On 11/20/20 8:31 AM, Kristian Ivarsson via Cygwin wrote:
that, for me, /c works.)  Likewise, I would expect the normative path
separator to be / not \, and an absolute path to start with /.  Windows
offers several kinds of symlinks, with varying semantics, so the detailed
behavior of that would be affected by the settings in the CYGWIN
environment variable

All the implementations of std::filesystem I've seen so far, is agnostic to
whether / or \ is used as a path separator (but the generic form is '/' and
a fun fact, the MSVC-implementation of std::filesystem handles the generic
(posix) form more close to the standard specification than GCC)


That is not correct, \ is a valid filename under *nix, but not on Windows. I don't think the standards specify what filenames or character sets are valid. Cygwin strives for *nix compatibility, anything else is secondary.

I would expect std::filesystem to present paths to construct paths to
present to underlying library calls such as open ... and on Cygwin, open
uses Posix style paths.

I consider that to be a mistake in the implementation of std::filesystem,
because on Windows the preferred style would be smt like C:/ and then as an
opt-out it would consider /cygdrive/c (or such) as a valid thing as well


Cygwin is not Windows, it runs on Windows, but it is not Windows. You should use mingw if you want Windows style paths. There isn't a magical tool that allows you to have it both ways.

I "get" that you want to write portable programs that use this interface,
which is analogous to the Java file path classes.  In terms of how this
interface works, I would expect it to _claim_ that it is Posix, not
Windows, because the paths Cygwin supports are Posix style (it _will_
recognize a few Windows idioms, but it is correct in not advertising
itself as Windows).

So it you want to do Windows-style (but abstracted with this library), I
direct you to Mingw.  Each has its place.  Cygwin allows one to pretend,
pretty successfully though with a few small rough edges, that one is on
Linux, not Windows.  That is its intent.  Mingw gives you the gcc/gnu
toolchain and libraries under Windows.

As stated earlier, we're using Cygwin to be able to keep some kind of cross
platform code base and Cygwin offers non-cross-platform-standardized
libraries/api:s (i.e. posix) to be executable without having to #ifdef the
code base to be buildable and executable on Windows but MinGW doesn't supply
those posix libraries on Windows (maybe a few), so using GCC/MinGW is not an
option and I guess we'd go with MSVC if we wanted to port our code
completely


If you use Cygwin, you are expected to use *nix paths, not Windows paths.

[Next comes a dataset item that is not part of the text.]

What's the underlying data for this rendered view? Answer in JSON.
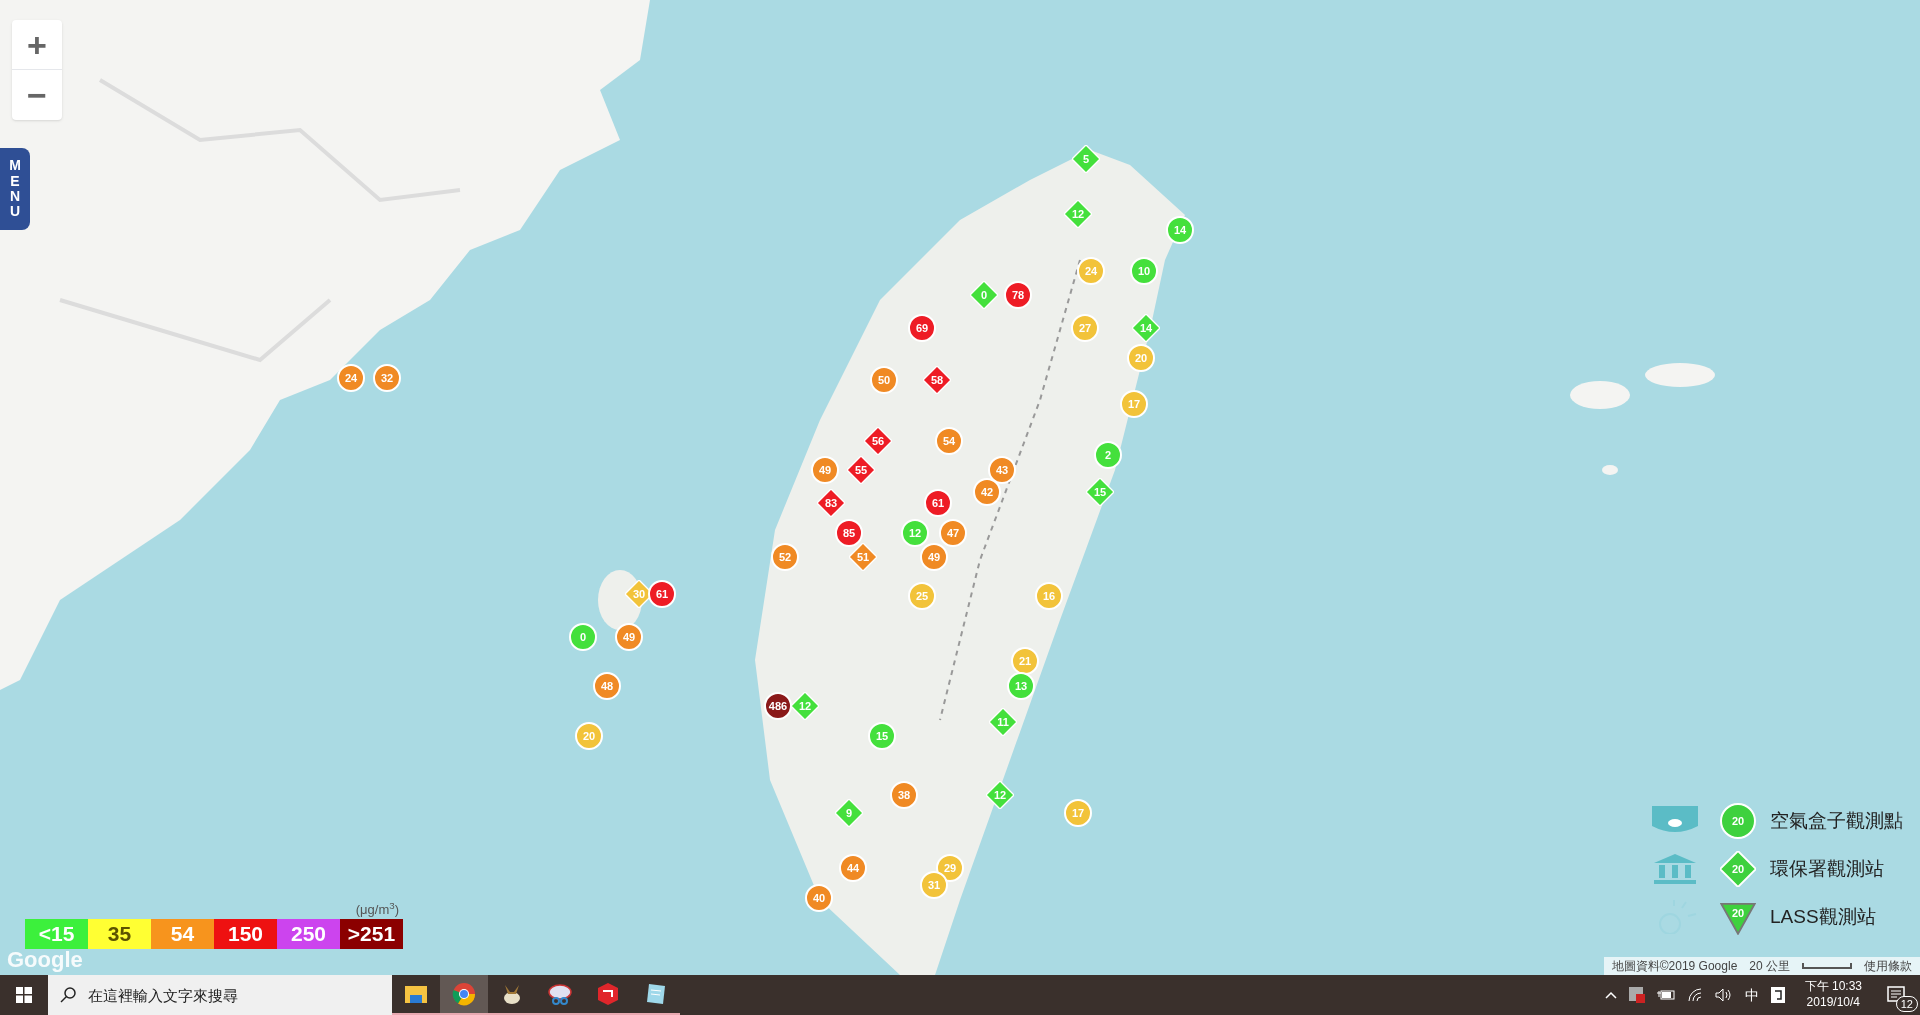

Windows paths may work but are not supported overall, as Windows is not POSIX. If you want Windows, then use mingw or MSVC. Since you mentioned it is not possible to use mingw, then that will leave you with only MSVC, your only possible choice is now clear.

std::filesystem is supposed to be cross-platform (and easier to use than
various posix-library-C-functions) though and it is cross-platform per
definition but, then again, not when using Cygwin


Yes, cross platform, you can use std::filesystem on Linux, Cygwin, Windows, Macs, but it certainly cannot do anything that can't be handled for the underlying platform. For Cygwin, it means using *nix paths, not Windows.